Facebook is perhaps infamous for helping usher in the era of “fake news”; but he also tries to make a place for himself in the sequel: the endless battle to fight him. In the latest development on this front, Facebook parent Meta today announced a new tool called Sphere, AI built around the concept of harnessing the vast repository of information on the open web to provide a knowledge base for AI and other systems are working. According to Meta, the first user of Sphere is Wikipedia, which uses it to automatically analyze entries and identify when citations in its entries are strongly or weakly supported.
The research team has Open source sphere — which is currently based on 134 million public web pages.

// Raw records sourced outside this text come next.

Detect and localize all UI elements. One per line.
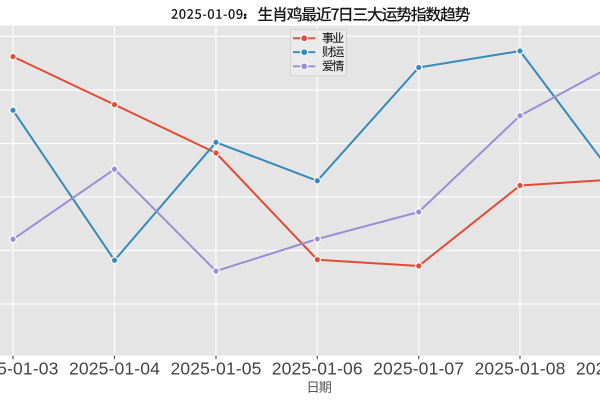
svg-text:2025-01-03: 2025-01-03 — [0, 359, 59, 379]
svg-text:2025-01-07: 2025-01-07 — [373, 359, 464, 379]
svg-text:2025-01-04: 2025-01-04 — [69, 359, 160, 379]
svg-text:2025-01-08: 2025-01-08 — [474, 359, 565, 379]
svg-text:2025-01-06: 2025-01-06 — [272, 359, 363, 379]
svg-text:2025-01-05: 2025-01-05 — [170, 359, 261, 379]
svg-text:2025-01-09: 2025-01-09 — [576, 359, 600, 379]
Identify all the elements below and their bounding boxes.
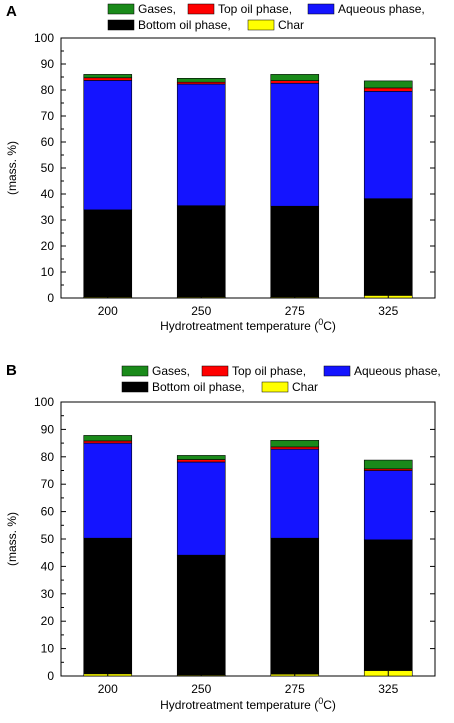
legend-b: Gases, Top oil phase, Aqueous phase, Bot… xyxy=(121,364,441,394)
x-tick-label-b-275: 275 xyxy=(285,682,305,696)
y-tick-label-a-70: 70 xyxy=(41,109,55,123)
legend-swatch-char-b xyxy=(261,381,289,393)
bar-segment-a-275-top-oil-phase xyxy=(270,80,320,84)
x-axis-title-unit-a: C) xyxy=(323,319,336,333)
x-axis-title-text-b: Hydrotreatment temperature ( xyxy=(160,698,318,712)
y-tick-label-b-40: 40 xyxy=(41,559,55,573)
legend-swatch-gases-a xyxy=(107,3,135,15)
bar-segment-b-250-aqueous-phase xyxy=(176,461,226,556)
y-axis-title-a: (mass. %) xyxy=(5,141,19,195)
y-tick-label-a-20: 20 xyxy=(41,239,55,253)
panel-a: A (mass. %) Hydrotreatment temperature (… xyxy=(5,2,436,333)
bar-segment-a-200-top-oil-phase xyxy=(83,77,133,81)
bar-segment-a-250-aqueous-phase xyxy=(176,83,226,206)
y-tick-label-a-90: 90 xyxy=(41,57,55,71)
y-tick-label-b-20: 20 xyxy=(41,614,55,628)
y-tick-label-a-10: 10 xyxy=(41,265,55,279)
legend-a: Gases, Top oil phase, Aqueous phase, Bot… xyxy=(107,2,425,32)
bar-segment-a-325-bottom-oil-phase xyxy=(363,198,413,296)
panel-letter-b: B xyxy=(6,362,17,379)
x-tick-label-a-250: 250 xyxy=(191,304,211,318)
y-tick-label-b-70: 70 xyxy=(41,477,55,491)
y-tick-label-a-100: 100 xyxy=(34,31,54,45)
legend-label-bottom-oil-b: Bottom oil phase, xyxy=(152,380,245,394)
legend-swatch-bottom-oil-b xyxy=(121,381,149,393)
y-tick-label-a-60: 60 xyxy=(41,135,55,149)
legend-swatch-bottom-oil-a xyxy=(107,19,135,31)
legend-label-char-b: Char xyxy=(292,380,318,394)
bar-segment-b-250-top-oil-phase xyxy=(176,459,226,463)
x-axis-title-a: Hydrotreatment temperature (0C) xyxy=(160,317,336,333)
bar-segment-a-275-aqueous-phase xyxy=(270,82,320,207)
x-axis-title-b: Hydrotreatment temperature (0C) xyxy=(160,696,336,712)
legend-label-aqueous-a: Aqueous phase, xyxy=(338,2,425,16)
y-tick-label-b-100: 100 xyxy=(34,395,54,409)
y-tick-label-b-0: 0 xyxy=(47,669,54,683)
y-tick-label-b-10: 10 xyxy=(41,642,55,656)
panel-letter-a: A xyxy=(6,3,17,20)
bar-segment-b-250-bottom-oil-phase xyxy=(176,554,226,676)
bar-segment-a-275-gases xyxy=(270,74,320,81)
x-axis-title-unit-b: C) xyxy=(323,698,336,712)
x-axis-title-sup-a: 0 xyxy=(318,317,323,327)
legend-swatch-char-a xyxy=(247,19,275,31)
legend-swatch-top-oil-b xyxy=(201,365,229,377)
y-tick-label-b-80: 80 xyxy=(41,450,55,464)
bar-segment-a-275-bottom-oil-phase xyxy=(270,205,320,298)
x-axis-title-text-a: Hydrotreatment temperature ( xyxy=(160,319,318,333)
legend-swatch-top-oil-a xyxy=(187,3,215,15)
bar-segment-b-200-bottom-oil-phase xyxy=(83,537,133,675)
legend-swatch-aqueous-a xyxy=(307,3,335,15)
legend-label-top-oil-b: Top oil phase, xyxy=(232,364,306,378)
bar-segment-b-200-aqueous-phase xyxy=(83,442,133,539)
x-tick-label-a-200: 200 xyxy=(98,304,118,318)
bar-segment-b-325-aqueous-phase xyxy=(363,470,413,541)
legend-swatch-gases-b xyxy=(121,365,149,377)
bar-segment-b-325-bottom-oil-phase xyxy=(363,539,413,671)
x-tick-label-b-325: 325 xyxy=(378,682,398,696)
bar-segment-a-250-bottom-oil-phase xyxy=(176,205,226,298)
legend-label-gases-a: Gases, xyxy=(138,2,176,16)
bar-segment-b-275-gases xyxy=(270,440,320,448)
bar-segment-b-200-top-oil-phase xyxy=(83,440,133,444)
y-tick-label-a-0: 0 xyxy=(47,291,54,305)
x-tick-label-b-250: 250 xyxy=(191,682,211,696)
legend-label-bottom-oil-a: Bottom oil phase, xyxy=(138,18,231,32)
y-tick-label-b-60: 60 xyxy=(41,505,55,519)
y-tick-label-a-30: 30 xyxy=(41,213,55,227)
bar-segment-b-275-bottom-oil-phase xyxy=(270,537,320,675)
bar-segment-a-325-aqueous-phase xyxy=(363,91,413,199)
bar-segment-a-250-gases xyxy=(176,78,226,83)
legend-label-gases-b: Gases, xyxy=(152,364,190,378)
bar-segment-a-200-gases xyxy=(83,74,133,79)
x-tick-label-a-275: 275 xyxy=(285,304,305,318)
legend-swatch-aqueous-b xyxy=(323,365,351,377)
y-tick-label-b-90: 90 xyxy=(41,422,55,436)
bar-segment-a-200-bottom-oil-phase xyxy=(83,209,133,298)
bar-segment-a-325-top-oil-phase xyxy=(363,87,413,92)
y-tick-label-b-50: 50 xyxy=(41,532,55,546)
legend-label-aqueous-b: Aqueous phase, xyxy=(354,364,441,378)
legend-label-char-a: Char xyxy=(278,18,304,32)
bar-segment-b-275-aqueous-phase xyxy=(270,448,320,539)
y-tick-label-b-30: 30 xyxy=(41,587,55,601)
bar-segment-b-250-gases xyxy=(176,455,226,460)
bar-segment-b-275-top-oil-phase xyxy=(270,446,320,450)
x-axis-title-sup-b: 0 xyxy=(318,696,323,706)
y-tick-label-a-50: 50 xyxy=(41,161,55,175)
y-axis-title-b: (mass. %) xyxy=(5,512,19,566)
legend-label-top-oil-a: Top oil phase, xyxy=(218,2,292,16)
x-tick-label-a-325: 325 xyxy=(378,304,398,318)
bar-segment-a-325-gases xyxy=(363,80,413,89)
bar-segment-b-325-gases xyxy=(363,459,413,470)
bar-segment-a-200-aqueous-phase xyxy=(83,80,133,211)
y-tick-label-a-40: 40 xyxy=(41,187,55,201)
panel-b: B (mass. %) Hydrotreatment temperature (… xyxy=(5,362,441,712)
x-tick-label-b-200: 200 xyxy=(98,682,118,696)
y-tick-label-a-80: 80 xyxy=(41,83,55,97)
bar-segment-b-200-gases xyxy=(83,435,133,442)
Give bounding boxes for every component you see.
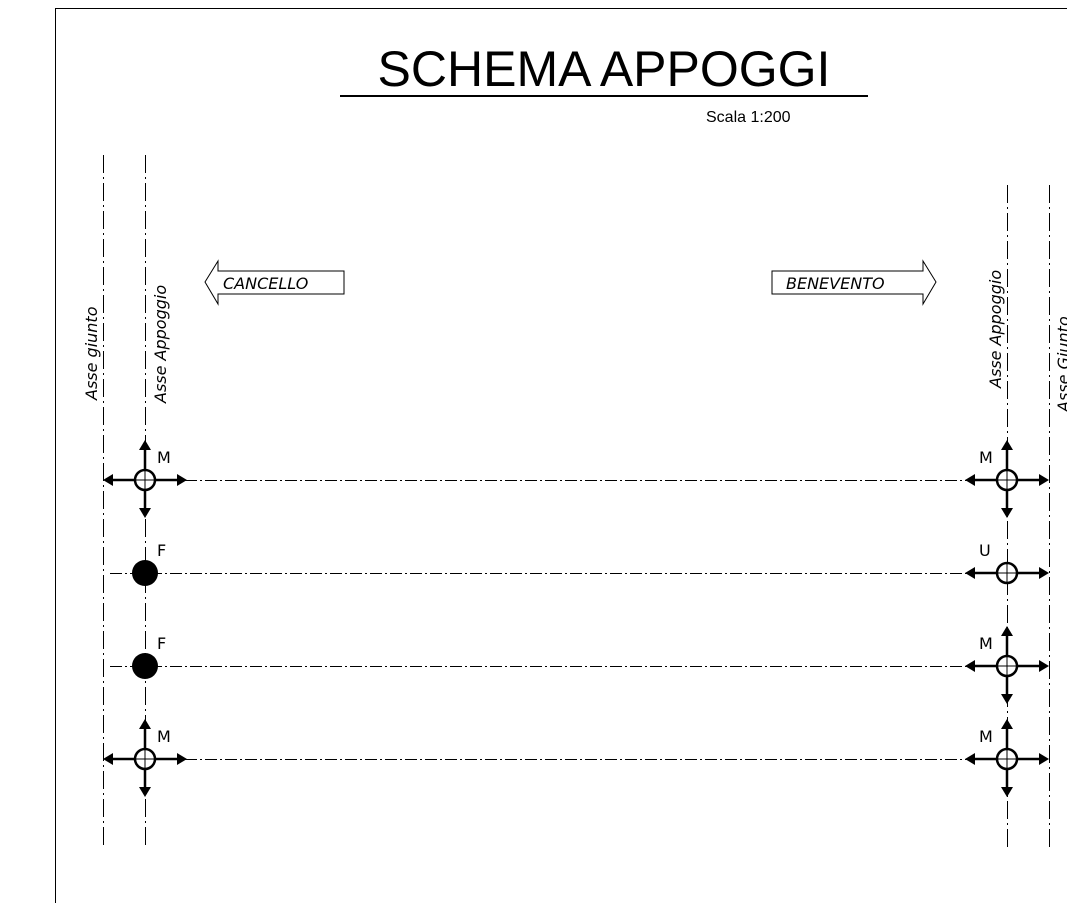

Here’s how it works in action:
The idea behind using Sphere for Wikipedia is simple: the online encyclopedia has 6.5 million entries and on average sees few. 17,000 items added monthly. The wiki concept behind this effectively means that adding and editing content is outsourced, and although there is a team of editors to oversee this, it is a daunting task that is growing day by day. , not just because of its size but because of its mandate, given the number of people, educators, and others who rely on it as a repository of records.
At the same time, the Wikimedia Foundation, which oversees Wikipedia, has been thinking about new ways to exploit all this data. Last month it announced an Enterprise tier and its first two commercial customers, Google and Internet Archive, which use Wikipedia-based data for their own business interests and will now have broader, more formal service agreements around that.
On Meta’s part, the company continues to be weighed down by poor public perception, stemming in part from accusations that it allows misinformation and toxic ideas to run wild – or if you’re someone one who ended up in “Facebook Jail,” believing you shared something you think is good, but still ran afoul of overzealous social police. It’s certainly a waste, but in that respect launching something like Sphere feels a bit like a public relations exercise for Meta, as well as a potentially useful tool: if it works, it shows that there are people in the organization trying to work in good faith. .
To be clear, today’s announcements regarding Meta’s work with Wikipedia do not refer to Wikimedia Enterprise, but the general addition of additional tools for Wikipedia to ensure the content it has is verified. and exact will be something potential Enterprise service customers will want to know when you are considering paying for the service.
It’s also unclear whether this agreement makes Wikipedia a paying customer of Meta, or vice versa – say, Meta becoming an enterprise customer in order to have more access to data to work on Sphere. Meta notes that to train the Sphere model, it created “a new dataset (WAFER) of 4 million Wikipedia citations, much more complex than ever used for this type of research.” And only five days agoMeta announced that Wikipedia editors are also using a new AI-based translation tool he built, so there’s clearly a relationship there.
We asked and will update this post as we know more.
For now, a few more details about Sphere and how Wikipedia uses it, and what might follow:
— Meta believes that the “white box” knowledge base that Sphere represents contains significantly more data (and, therefore, more sources to match for verification) than a typical “black box” knowledge source based on results from, for example, proprietary search engines. “Because Sphere can access much more public information than current standard models, it could provide useful information that they cannot,” he noted in a blog post. The 134 million documents that Meta used to gather and form Sphere were divided into 906 million passages of 100 tokens each.
— In open source this tool, Meta’s argument is that it is a stronger base for AI training models and other work than any proprietary base. Still, he admits that the very foundations of knowledge are potentially fragile, especially in these early days. What if a “truth” is simply not disseminated as widely as disinformation? This is where Meta wants to focus its future efforts in Sphere. “Our next step is to train models to assess the quality of retrieved documents, detect potential contradictions, prioritize more reliable sources – and, if there is no convincing evidence, concede that they still may, like us, be puzzled,” he noted.
— In that sense, it raises some interesting questions about what Sphere’s hierarchy of truth will be based on compared to those of other knowledge bases. The idea seems to be that because it is open source, users may have the ability to modify these algorithms in ways that better suit their own needs. (For example, a legal knowledge base may lend more credence to court records and case law databases than a fashion or sports knowledge base.)
— We’ve asked but haven’t yet heard whether Meta uses Sphere or a version of it on its own platforms like Facebook and Instagram, Messenger, which themselves have long grappled with misinformation and the toxicity of bad actors. (We also asked if there were any other online clients for Sphere.)
– The current size of Wikipedia is arguably beyond what any team of single sized humans could check for accuracy, so the idea here is that Sphere is used to automatically analyze hundreds of thousands of citations simultaneously to spot when a quote doesn’t have much support on the wider web: “If a quote seems irrelevant, our model will suggest a more applicable source, even pointing to the specific passage that supports the claim,” he said. he noted. It seems that the editors select the passages that need to be checked at the moment. “Ultimately, our goal is to create a platform to help Wikipedia editors systematically spot citation issues and quickly fix the citation or correct the corresponding article content at scale.”